Vascularized microfluidic organ-chips for drug screening, disease models and tissue engineering

Abstract

Vascularization of micro-tissues in vitro has enabled formation of tissues larger than those limited by diffusion with appropriate nutrient/gas exchange as well as waste elimination. Furthermore, angiocrine signaling from the vasculature may be essential in mimicking organ-level functions in these micro-tissues. In drug screening applications, the presence of an appropriate blood-organ barrier in the form of a vasculature and its supporting cells (pericytes, appropriate stromal cells) may be essential to reproducing organ-scale drug delivery pharmacokinetics. Cutting-edge techniques including 3D bioprinting and in vitro angiogenesis and vasculogenesis could be applied to vascularize a range of tissues and organoids. Herein, we describe the latest developments in vascularization and prevascularization of micro-tissues and provide an outlook on potential future strategies.

Figure 1

State-of-the-art of prevascularization and vascularization of micro-tissues in brain (a), lung (b), bone (c), tumor (d), heart (e), liver (f), pancreas (g) and skeletal muscle(h). (a) (i) Fabrication of multi-cellular spheroid by fusing iPS cell-derived human cortical spheroids (hCS) and human subpallium spheroids (hSS) to mimic forebrain-like tissues. (ii) A microfluidic vascularized 3D BBB model developed by co-culturing colony-forming endothelial cells, astrocytes and pericytes in a perfusable microdevice. (b) A microfluidic epithelial and endothelial interface model to simulate the lung alveolar microenvironment. (c) Vascularized bone graft by using 3D bioprinting with biocompatible scaffold. (d) Vascularization of tumor tissues in a perfusable microfluidic platform. (e) Engineering endothelialized hollow-structures in a cardiac muscle fiber in vitro. (f) Prevascularized functional liver bud by spontaneous aggregation of human iPS cell-derived hepatocytes, human umbilical vein endothelial cells (HUVEC) and mesenchymal stem cells (MSC). (g) Prevascularized islet-like tissues with pancreatic β cells, HUVECs, and MSCs. (h) (i) Representative skeletal muscle fiber bundle attached to cantilevers in a microdevice. (ii) Prevascularized skeletal muscle tissue aggregation and anastomosis of prevasculature with host vasculature after transplantation.

Figure 2

Cutting-edge technologies to vascularize tissues in vitro. (a) Engineering of 3D vascular networks in extracellular matrix. (i) 3D casting mold was fabricated with carbohydrate glass lattice by 3D printer.

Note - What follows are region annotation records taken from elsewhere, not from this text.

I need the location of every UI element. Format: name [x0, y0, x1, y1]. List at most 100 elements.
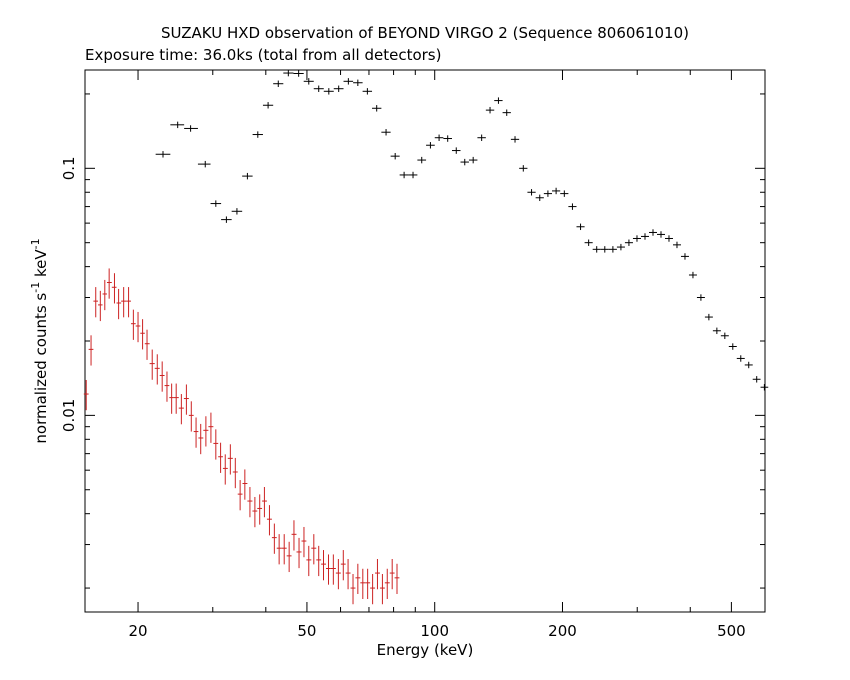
data-point [543, 190, 553, 197]
data-point [657, 231, 665, 238]
data-point [340, 550, 346, 581]
data-point [306, 545, 312, 577]
data-point [552, 187, 561, 195]
data-point [155, 151, 171, 158]
data-point [193, 417, 199, 448]
data-point [519, 165, 528, 172]
data-point [188, 401, 194, 432]
data-point [126, 287, 131, 318]
data-point [178, 394, 184, 425]
data-point [345, 559, 351, 590]
data-point [696, 294, 705, 301]
data-point [381, 129, 391, 136]
x-tick-label: 50 [297, 622, 316, 640]
data-point [584, 239, 593, 246]
data-point [592, 246, 601, 253]
y-axis-label: normalized counts s-1 keV-1 [29, 238, 50, 443]
data-point [262, 486, 267, 518]
data-point [271, 523, 277, 554]
data-point [728, 343, 737, 350]
series-0 [155, 69, 769, 391]
data-point [394, 563, 400, 595]
data-point [281, 534, 287, 565]
data-point [164, 371, 170, 402]
data-point [170, 121, 185, 129]
chart-title: SUZAKU HXD observation of BEYOND VIRGO 2… [161, 24, 689, 42]
data-point [417, 156, 427, 164]
data-point [218, 442, 223, 473]
data-point [311, 534, 317, 565]
data-point [283, 69, 294, 77]
data-point [98, 290, 103, 322]
data-point [355, 563, 361, 595]
data-point [247, 486, 253, 518]
data-point [213, 429, 219, 460]
data-point [296, 537, 302, 569]
data-point [343, 78, 354, 85]
data-point [130, 309, 136, 340]
data-point [560, 190, 569, 197]
data-point [111, 273, 117, 304]
y-axis: 0.1 0.01 [60, 93, 765, 589]
data-point [252, 496, 258, 528]
y-axis-label-exp1: -1 [29, 282, 42, 293]
data-point [736, 355, 745, 362]
series-1 [83, 268, 400, 605]
data-point [680, 253, 689, 260]
data-point [390, 152, 400, 160]
data-point [502, 109, 511, 116]
data-point [197, 160, 211, 168]
y-axis-label-main: normalized counts s [32, 293, 50, 444]
data-point [301, 526, 307, 558]
data-point [632, 235, 641, 242]
data-point [494, 97, 503, 104]
data-point [184, 125, 198, 132]
data-point [93, 287, 99, 318]
data-point [744, 361, 753, 369]
y-tick-label: 0.01 [60, 399, 78, 432]
data-point [252, 131, 263, 138]
data-point [221, 216, 232, 223]
data-point [273, 80, 284, 87]
data-point [664, 235, 673, 242]
data-point [183, 384, 189, 415]
data-point [477, 134, 486, 141]
data-point [616, 243, 625, 251]
data-point [106, 268, 112, 299]
x-axis-label: Energy (keV) [377, 641, 474, 659]
data-point [379, 573, 385, 605]
x-tick-label: 200 [548, 622, 577, 640]
data-point [276, 534, 282, 565]
data-point [362, 88, 373, 95]
data-point [350, 573, 356, 605]
data-point [135, 311, 141, 343]
data-point [242, 172, 253, 180]
data-point [688, 271, 697, 279]
data-series [83, 69, 769, 605]
data-point [360, 568, 366, 600]
data-point [116, 288, 122, 320]
data-point [242, 469, 248, 500]
data-point [624, 239, 633, 246]
data-point [600, 246, 609, 253]
data-point [231, 208, 243, 215]
data-point [527, 189, 536, 196]
chart-subtitle: Exposure time: 36.0ks (total from all de… [85, 46, 441, 64]
data-point [266, 505, 272, 536]
data-point [83, 379, 89, 411]
data-point [121, 287, 127, 318]
data-point [712, 327, 721, 335]
data-point [321, 550, 326, 581]
data-point [333, 85, 344, 92]
y-axis-label-mid: keV [32, 249, 50, 282]
data-point [330, 554, 336, 585]
data-point [210, 200, 222, 207]
data-point [203, 416, 209, 447]
data-point [198, 423, 204, 455]
data-point [313, 85, 324, 92]
data-point [257, 494, 263, 525]
plot-frame [84, 69, 766, 613]
data-point [293, 70, 304, 77]
data-point [237, 480, 243, 511]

After dissolving the lattice, endothelial cells were seeded into the 3D microchannels. (ii) Endothelialized microchannels and angiogenic sprouting with stromal cells. Potentially, this method could be applied to vascularization of various types of tissues, even relatively large tissues. (b) Vasculogenesis based vascularization in a microfluidic device. Flow of fluorescently tagged dextrans show the perfusability and connectivity of vascular networks to supply sufficient nutrients to HCT116 cells in a gel. This strategy is promising for high-throughput drug screening of vascularized micro-tissues (c) (i) Angiogenesis based vascularization of spheroid in a microfluidic device. (ii) Perfusion of fluorescently tagged dextrans showed that of angiogenic sprouts formed anastomoses with prevascularized networks inside the spheroid, preventing necrotic cell death in the core region. This method could be applied to vascularization of various types of spheroids and organoids for drug testing. (d) Vascularization of sheet-like tissues using an ex vivo vascular bed. Rat vascular bed was extracted and connected to a perfusion system in vitro. Stacked cell sheet with epithelial cells and endothelial cells were placed on this vascular bed. This ex vivo system has promise for the extension of culture time which is currently limited by the lack of vasculature (ii).